Is your vet aware of sterile interstitial cystitis, i.e. nonbacterial regularly flaring up bladder inflammation, which causes exactly the symptoms you are describing but cannot be healed by antibiotics. It has become increasingly more common over the last 15 years but it not much known outside vet circles that see guinea pigs very regularly.
Sterile IC can only be managed with metacam and mainly with glucosamine (which is not classed as a medication but as a food supplement); in this, it follows sterile feline cystitis (FSC, which is something your vet may know about). It is mainly the natural glucosamine coating of the walls of urinary tract that is affected; this coating prevents highly corrosive urine from coming into direct contact with raw tissue - hence the squeaking when peeing and pooing and the inflamed bladder walls.
We recommend to use feliway cat bladder supplement capsules for ease of application in milder to medium cases; you mix the powder of one capsule with 2 ml of water and then give 1 ml of the well shaken mix every 12 hours.

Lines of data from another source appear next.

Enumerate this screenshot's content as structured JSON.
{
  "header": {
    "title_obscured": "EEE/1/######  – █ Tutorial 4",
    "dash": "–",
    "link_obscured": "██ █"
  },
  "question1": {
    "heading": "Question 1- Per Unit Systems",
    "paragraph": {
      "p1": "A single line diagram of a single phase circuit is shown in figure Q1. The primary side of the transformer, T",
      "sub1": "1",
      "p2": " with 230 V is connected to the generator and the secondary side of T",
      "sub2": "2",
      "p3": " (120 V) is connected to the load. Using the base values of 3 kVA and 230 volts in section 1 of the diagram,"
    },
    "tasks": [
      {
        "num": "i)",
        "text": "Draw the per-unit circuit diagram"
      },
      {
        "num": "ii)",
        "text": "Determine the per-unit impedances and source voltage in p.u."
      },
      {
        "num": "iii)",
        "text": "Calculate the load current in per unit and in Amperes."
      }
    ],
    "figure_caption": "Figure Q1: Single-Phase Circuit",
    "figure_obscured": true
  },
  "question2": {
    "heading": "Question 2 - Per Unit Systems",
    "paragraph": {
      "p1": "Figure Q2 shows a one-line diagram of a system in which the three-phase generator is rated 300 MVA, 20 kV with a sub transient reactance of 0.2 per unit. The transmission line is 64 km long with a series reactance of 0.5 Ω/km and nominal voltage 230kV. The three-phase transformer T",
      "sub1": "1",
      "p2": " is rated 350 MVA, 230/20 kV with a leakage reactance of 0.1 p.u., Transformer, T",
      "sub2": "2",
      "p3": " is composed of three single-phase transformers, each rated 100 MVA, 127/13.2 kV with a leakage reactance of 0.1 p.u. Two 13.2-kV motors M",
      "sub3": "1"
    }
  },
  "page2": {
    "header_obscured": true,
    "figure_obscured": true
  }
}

In more extreme cases that do not react to oral glucosamine, recent research has shown that cartrofen injections do also work for guinea pigs.
It may however take a few weeks initially for the extra glucosamine to build up in the system, so there is no quick cure and you will experience sudden flare-ups every few months. Once you have got on top of the acute symptoms, you can then establish a maintenance dosage and how much to up it with an acute flare to get on top of it quickly. Milder cases can eventually go away on their own (more in a matter of years than months). The good news is that unless you have got the most severe forms (whcih you haven't), sterile IC doesn't shorten the life span and doesn't cause bladder stones.
You can additionally help with some long term dietary measures; again, it will take some weeks until they work their way through the body.
Here is more information on sterile IC:
Links - Interstitial Cystitis - Guinea Lynx Records
Long Term Balanced General And Special Needs Guinea Pig Diets (read the guide and especially the chapter on guinea pigs with urinary tract issues).
We get regularly posts on here from desperate people whose vets are at end of their wits because they have never heard of it so it may be well worth to pursue this rabbit down its hole first before putting your piggy to sleep.
PS: Nerys, the big piggy in my avatar picture on the left, had sterile IC for three years but then lives another 3 years free of any urinary tract problems and died at the ripe old age of 8 years from an age related problem in 2016. Just to hopefully give you a bit of a more encouraging perspective.